Readfy – wozu fürs Lesen bezahlen?

In den letzten Jahren hat das Internet vieles verändert oder gar revolutioniert. Mit Steve Jobs und seinem iPod war es zum ersten Mal einfach und legal möglich, an Musik zu gelangen. Heute hat sich dieses Business weiter entwickelt, man kauft eigentlich keine einzelnen Songs mehr, sondern man abonniert einen Service. So, wie z.B. Spotify, bei dem man für einen fixen monatlichen Betrag quasi eine Flatrate bezahlt, mit der man beliebige Musik, sofern der Anbieter einen Vertrag mit Spotify hat, auf beliebigen Geräten anhören kann. Es gibt sogar eine kostenlose Variante, die am Anfang ziemlich komplett ist, aber dann immer weniger bietet.
Im Bereich der ebooks war das bisher nicht gleichermaßen der Fall. Entweder es werden einzelne Dateien in Shops gekauft, oder aber man kann für das Ausleihen beliebiger Bücher bezahlen, auch hier eine Art Flatrate. Skoobe bietet das zum Beispiel an, allerdings ohne eine kostenlose Variante bereit zu stellen.
Wie das gehen soll, fragt man sich auf den ersten Blick. Readfy.com glaubt, die Antwort darauf gefunden zu haben. Sie wollen eine Art Freemium-Modell für das Lesen von Büchern etablieren. In seiner kostenlosen Version soll es möglich sein, jedes Buch unbegrenzt ausleihen und lesen zu können. Finanziert wird das Ganze durch Werbung.
Es wird noch zwei weitere Stufen geben, zum einen das Premium light für 4,99, zum anderen Premium für 9,99 Euro. Wie genau die aussehen werden, wird sich noch zeigen. Momentan startet der Dienst nämlich in seine Betaphase, im Augenblick kann man keine neuen Accounts anlegen. Auch ich habe es leider nicht geschafft, mir einen der Testaccounts zu besorgen.
Spannend hört sich die Idee auf jeden Fall an. Lesen ohne zu bezahlen, indem man Werbung akzeptiert. Dabei soll die Werbung in Form von Videos, Bannern und Text direkt über das Buch gelegt werden. Gelesen wird dabei im integrierten Reader, Lesen ist nur in der Cloud möglich, die Romane werden also nicht auf das Gerät heruntergeladen.
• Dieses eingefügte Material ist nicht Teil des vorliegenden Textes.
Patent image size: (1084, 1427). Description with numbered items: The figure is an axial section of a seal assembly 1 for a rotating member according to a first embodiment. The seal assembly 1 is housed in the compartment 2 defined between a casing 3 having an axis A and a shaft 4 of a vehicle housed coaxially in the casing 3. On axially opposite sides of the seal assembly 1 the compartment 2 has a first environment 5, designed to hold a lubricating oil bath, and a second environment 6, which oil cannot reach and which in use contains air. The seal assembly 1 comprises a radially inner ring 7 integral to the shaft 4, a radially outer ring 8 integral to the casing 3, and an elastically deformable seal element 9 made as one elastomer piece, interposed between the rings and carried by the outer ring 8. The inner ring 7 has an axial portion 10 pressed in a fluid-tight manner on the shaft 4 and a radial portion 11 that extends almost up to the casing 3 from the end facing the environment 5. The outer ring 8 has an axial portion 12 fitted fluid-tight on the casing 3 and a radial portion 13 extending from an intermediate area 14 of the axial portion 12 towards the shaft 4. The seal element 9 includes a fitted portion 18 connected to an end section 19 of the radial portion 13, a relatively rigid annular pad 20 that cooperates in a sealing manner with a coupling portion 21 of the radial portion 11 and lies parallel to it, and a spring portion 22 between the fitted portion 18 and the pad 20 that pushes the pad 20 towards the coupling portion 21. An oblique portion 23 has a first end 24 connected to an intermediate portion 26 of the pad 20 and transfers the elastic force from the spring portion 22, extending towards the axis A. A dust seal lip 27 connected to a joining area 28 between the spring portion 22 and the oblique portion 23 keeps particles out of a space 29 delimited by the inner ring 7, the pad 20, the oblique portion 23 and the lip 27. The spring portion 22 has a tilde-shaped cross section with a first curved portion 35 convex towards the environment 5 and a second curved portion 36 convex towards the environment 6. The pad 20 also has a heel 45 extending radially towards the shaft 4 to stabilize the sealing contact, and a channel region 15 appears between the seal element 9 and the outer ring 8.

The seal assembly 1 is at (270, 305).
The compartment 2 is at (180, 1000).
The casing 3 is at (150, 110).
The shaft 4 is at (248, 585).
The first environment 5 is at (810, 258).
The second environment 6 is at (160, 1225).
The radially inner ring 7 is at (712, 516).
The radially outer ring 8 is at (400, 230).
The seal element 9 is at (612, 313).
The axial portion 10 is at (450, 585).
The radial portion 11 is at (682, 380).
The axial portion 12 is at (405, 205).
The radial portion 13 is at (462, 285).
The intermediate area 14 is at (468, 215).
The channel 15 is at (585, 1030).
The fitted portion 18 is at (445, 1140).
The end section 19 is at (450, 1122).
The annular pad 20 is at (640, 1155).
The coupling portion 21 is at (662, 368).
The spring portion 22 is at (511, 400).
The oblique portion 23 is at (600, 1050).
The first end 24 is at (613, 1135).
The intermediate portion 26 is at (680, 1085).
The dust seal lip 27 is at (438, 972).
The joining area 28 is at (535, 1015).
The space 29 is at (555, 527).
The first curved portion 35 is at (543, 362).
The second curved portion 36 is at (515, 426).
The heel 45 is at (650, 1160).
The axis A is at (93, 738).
Die Frage ist natürlich, wie umfangreich die Werbung sein wird. Wie sehr man von den eingeblendeten Anzeigen genervt wird, wie lange es den Lesefluss unterbricht. Bei manchen Apps, die man sich zum Spielen herunterlädt, kann man vor lauter Wartezeiten und Werbeeinblendungen kaum mit dem Spielen fortfahren. Das Modell von Readfy kann meines Erachtens nur funktionieren, wenn hier der „goldene Mittelweg“ gefunden wird. Denn Werbung ohne Ende werden kritische Leser kaum akzeptieren.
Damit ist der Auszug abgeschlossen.